Je suis à l'extérieur de notre tente, essayant de faire bouillir de l'eau sur le feu de bois. Soudain, je le vois. Jamal, mon Jamal. Il est à 100 mètres sur la route principale et il disparaît. Je cours après lui. Je n'ose pas crier son nom. Une femme mariée qui crie le nom d'un homme qui n'est pas son mari. Je n'ose pas. J'arrive sur la route principale et je l'aperçois au détour d'un chemin. Je cours après lui. Il n'est nulle part. Au bout du chemin, il y a une petite mosquée, une cabane délabrée avec des tapis de prière que les hommes ont construite. La mosquée est pleine d'hommes et je n'y entre pas. Je fais les cent pas à l'extérieur, comme un animal sauvage, en attendant la fin de la prière. Lorsque les hommes sortent, je scrute chaque visage. Rien. Rien. Rien !
Je rentre dans notre tente, Younis pleure, il s'est souillé et mon mari est furieux. "Où étais-tu passé ? Je pense qu'il est sur le point de me frapper, mais il se contente de me fixer. Il doit être effrayé par l'expression de mon visage. Ai-je l'air folle ? Je lui prends la couche et je change Younis sans dire un mot.
Les nouvelles sont remplies d'histoires de peur sur la présence de terroristes parmi nous, les réfugiés. Cela me fait à nouveau penser à Jamal et à ce qu'il a dit au sujet des réfugiés juifs. On craignait qu'il y ait des espions nazis parmi eux. Toutes ces craintes se sont révélées exagérées en fin de compte. Mais il était trop tard pour les personnes qui se trouvaient sur le bateau dont personne ne voulait.

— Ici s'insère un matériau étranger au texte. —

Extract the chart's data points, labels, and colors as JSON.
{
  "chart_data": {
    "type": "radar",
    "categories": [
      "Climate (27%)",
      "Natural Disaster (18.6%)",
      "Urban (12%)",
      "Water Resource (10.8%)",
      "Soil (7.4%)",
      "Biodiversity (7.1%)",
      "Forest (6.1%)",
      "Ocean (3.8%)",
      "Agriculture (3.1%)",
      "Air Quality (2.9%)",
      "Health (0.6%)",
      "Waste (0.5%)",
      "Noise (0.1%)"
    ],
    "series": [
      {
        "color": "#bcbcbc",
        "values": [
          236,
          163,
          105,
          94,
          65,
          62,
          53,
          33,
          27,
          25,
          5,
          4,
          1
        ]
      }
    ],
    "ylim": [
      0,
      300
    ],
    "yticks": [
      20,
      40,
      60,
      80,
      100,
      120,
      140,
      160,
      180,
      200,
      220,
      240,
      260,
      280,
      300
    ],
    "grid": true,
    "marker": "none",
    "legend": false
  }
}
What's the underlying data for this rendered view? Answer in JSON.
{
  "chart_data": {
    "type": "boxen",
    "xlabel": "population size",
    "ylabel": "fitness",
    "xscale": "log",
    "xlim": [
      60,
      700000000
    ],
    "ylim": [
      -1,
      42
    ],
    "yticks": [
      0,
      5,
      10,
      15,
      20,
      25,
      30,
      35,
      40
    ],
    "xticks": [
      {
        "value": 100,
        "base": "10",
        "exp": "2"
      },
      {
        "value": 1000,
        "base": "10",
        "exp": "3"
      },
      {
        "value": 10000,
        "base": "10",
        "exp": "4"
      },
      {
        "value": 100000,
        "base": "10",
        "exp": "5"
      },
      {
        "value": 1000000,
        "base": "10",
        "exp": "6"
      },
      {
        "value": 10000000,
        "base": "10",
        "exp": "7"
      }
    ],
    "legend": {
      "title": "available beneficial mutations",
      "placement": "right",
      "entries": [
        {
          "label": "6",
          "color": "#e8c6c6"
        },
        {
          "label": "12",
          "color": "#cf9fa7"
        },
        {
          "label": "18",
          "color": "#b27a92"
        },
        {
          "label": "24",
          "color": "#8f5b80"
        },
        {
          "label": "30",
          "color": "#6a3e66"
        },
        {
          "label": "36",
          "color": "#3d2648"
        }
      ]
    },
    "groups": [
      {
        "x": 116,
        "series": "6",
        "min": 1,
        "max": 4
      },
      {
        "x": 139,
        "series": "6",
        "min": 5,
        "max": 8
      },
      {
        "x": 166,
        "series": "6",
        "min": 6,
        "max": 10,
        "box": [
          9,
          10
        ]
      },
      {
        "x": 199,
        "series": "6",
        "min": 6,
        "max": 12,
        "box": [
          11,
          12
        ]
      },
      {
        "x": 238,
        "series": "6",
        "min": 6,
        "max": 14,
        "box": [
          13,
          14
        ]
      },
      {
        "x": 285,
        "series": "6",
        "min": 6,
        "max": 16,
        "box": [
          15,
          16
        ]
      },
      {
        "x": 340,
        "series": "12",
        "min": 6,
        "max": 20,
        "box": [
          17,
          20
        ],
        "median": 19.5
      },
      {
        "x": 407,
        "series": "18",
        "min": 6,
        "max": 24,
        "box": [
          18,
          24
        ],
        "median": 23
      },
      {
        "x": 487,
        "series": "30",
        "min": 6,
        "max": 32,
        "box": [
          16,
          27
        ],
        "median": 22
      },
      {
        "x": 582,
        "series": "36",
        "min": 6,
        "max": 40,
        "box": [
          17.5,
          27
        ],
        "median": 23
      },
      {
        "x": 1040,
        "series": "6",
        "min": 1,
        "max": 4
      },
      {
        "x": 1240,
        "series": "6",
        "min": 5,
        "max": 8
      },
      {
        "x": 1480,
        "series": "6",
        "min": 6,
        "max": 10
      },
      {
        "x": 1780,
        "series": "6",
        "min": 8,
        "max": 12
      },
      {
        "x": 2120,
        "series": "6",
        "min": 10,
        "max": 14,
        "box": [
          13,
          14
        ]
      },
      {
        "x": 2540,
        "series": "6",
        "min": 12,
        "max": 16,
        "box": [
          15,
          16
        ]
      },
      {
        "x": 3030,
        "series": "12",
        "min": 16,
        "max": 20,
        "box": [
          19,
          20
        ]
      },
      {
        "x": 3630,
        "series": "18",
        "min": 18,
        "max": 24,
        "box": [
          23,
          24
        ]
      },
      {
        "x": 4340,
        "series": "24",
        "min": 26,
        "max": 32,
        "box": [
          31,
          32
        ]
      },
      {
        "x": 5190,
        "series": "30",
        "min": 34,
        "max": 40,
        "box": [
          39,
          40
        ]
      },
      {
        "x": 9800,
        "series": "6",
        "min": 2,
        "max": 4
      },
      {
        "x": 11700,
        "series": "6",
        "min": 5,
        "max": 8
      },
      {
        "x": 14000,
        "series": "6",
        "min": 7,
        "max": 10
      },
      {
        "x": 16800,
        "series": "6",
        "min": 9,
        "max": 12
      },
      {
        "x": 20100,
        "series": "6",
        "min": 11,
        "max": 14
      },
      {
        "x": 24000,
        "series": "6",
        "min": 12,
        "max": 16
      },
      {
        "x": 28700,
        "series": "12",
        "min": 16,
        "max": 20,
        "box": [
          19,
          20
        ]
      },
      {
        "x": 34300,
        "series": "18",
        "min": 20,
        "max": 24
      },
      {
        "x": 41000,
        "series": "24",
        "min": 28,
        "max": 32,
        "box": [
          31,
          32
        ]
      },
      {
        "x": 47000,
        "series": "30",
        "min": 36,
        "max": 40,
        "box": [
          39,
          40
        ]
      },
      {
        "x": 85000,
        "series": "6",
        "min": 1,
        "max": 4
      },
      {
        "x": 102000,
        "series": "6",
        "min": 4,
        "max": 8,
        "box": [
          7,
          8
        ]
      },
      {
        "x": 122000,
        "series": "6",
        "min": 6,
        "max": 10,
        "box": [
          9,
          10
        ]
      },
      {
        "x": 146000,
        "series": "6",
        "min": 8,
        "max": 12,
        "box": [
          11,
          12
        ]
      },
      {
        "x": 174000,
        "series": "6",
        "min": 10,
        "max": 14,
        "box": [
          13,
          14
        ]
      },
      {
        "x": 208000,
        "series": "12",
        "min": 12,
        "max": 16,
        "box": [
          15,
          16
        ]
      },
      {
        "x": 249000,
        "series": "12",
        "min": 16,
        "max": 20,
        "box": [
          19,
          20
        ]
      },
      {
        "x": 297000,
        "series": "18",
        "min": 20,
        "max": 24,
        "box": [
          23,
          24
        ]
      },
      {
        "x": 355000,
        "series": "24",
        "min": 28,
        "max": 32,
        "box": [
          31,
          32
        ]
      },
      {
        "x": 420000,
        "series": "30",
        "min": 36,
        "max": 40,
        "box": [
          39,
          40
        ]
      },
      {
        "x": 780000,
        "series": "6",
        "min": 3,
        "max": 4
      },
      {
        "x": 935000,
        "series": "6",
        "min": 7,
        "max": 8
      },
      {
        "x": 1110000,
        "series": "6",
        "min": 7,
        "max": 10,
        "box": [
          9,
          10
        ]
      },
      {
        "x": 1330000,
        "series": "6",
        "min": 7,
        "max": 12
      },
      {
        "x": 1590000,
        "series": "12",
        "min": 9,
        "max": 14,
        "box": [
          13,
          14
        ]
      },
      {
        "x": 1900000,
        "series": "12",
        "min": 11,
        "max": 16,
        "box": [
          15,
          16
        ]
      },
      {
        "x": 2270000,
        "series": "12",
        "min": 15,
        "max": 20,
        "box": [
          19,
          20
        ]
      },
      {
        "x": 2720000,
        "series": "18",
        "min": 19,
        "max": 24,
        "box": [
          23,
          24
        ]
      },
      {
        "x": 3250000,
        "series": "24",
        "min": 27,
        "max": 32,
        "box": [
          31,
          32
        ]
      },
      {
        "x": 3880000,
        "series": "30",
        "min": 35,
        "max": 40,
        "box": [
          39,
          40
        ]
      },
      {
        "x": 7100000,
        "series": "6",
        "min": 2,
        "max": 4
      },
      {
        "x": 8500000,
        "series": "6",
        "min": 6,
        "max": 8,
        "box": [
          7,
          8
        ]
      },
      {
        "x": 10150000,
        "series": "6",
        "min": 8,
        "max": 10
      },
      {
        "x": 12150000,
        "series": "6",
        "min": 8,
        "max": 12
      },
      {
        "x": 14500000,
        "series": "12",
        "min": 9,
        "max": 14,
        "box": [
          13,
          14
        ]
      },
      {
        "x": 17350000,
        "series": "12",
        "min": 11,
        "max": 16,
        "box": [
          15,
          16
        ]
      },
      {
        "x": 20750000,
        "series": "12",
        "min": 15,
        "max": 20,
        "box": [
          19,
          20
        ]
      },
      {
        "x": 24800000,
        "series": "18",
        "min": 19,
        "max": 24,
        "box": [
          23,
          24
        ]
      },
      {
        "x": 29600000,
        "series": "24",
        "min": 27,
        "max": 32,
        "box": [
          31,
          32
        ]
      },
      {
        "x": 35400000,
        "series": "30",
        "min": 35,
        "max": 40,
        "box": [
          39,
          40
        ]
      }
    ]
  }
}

Ce matin, j'achète une nouvelle carte SIM qui fonctionne en France. Je me connecte à Facebook et je vois que Jamal a posté un message ! Il y a à peine 22 minutes. Je regarde dans la section "A propos" de son profil. Il a supprimé son adresse syrienne. Où est-il ? Pourrait-il vraiment être ici, en France ? Ou peut-être a-t-il obtenu l'asile au Royaume-Uni. Peut-être est-il à Londres ? À Notting Hill ? Dans la librairie ?
Ce soir sera la première nuit depuis longtemps où j'ai hâte de m'endormir.
Note de fin
La pièce "The Ship No One Wanted", tirée de Chambers of the Heart, fera l'objet d'une lecture théâtrale au festival Shubbak : A Window on Contemporary Arab Cultures de Londres le dimanche 9 juillet 2023.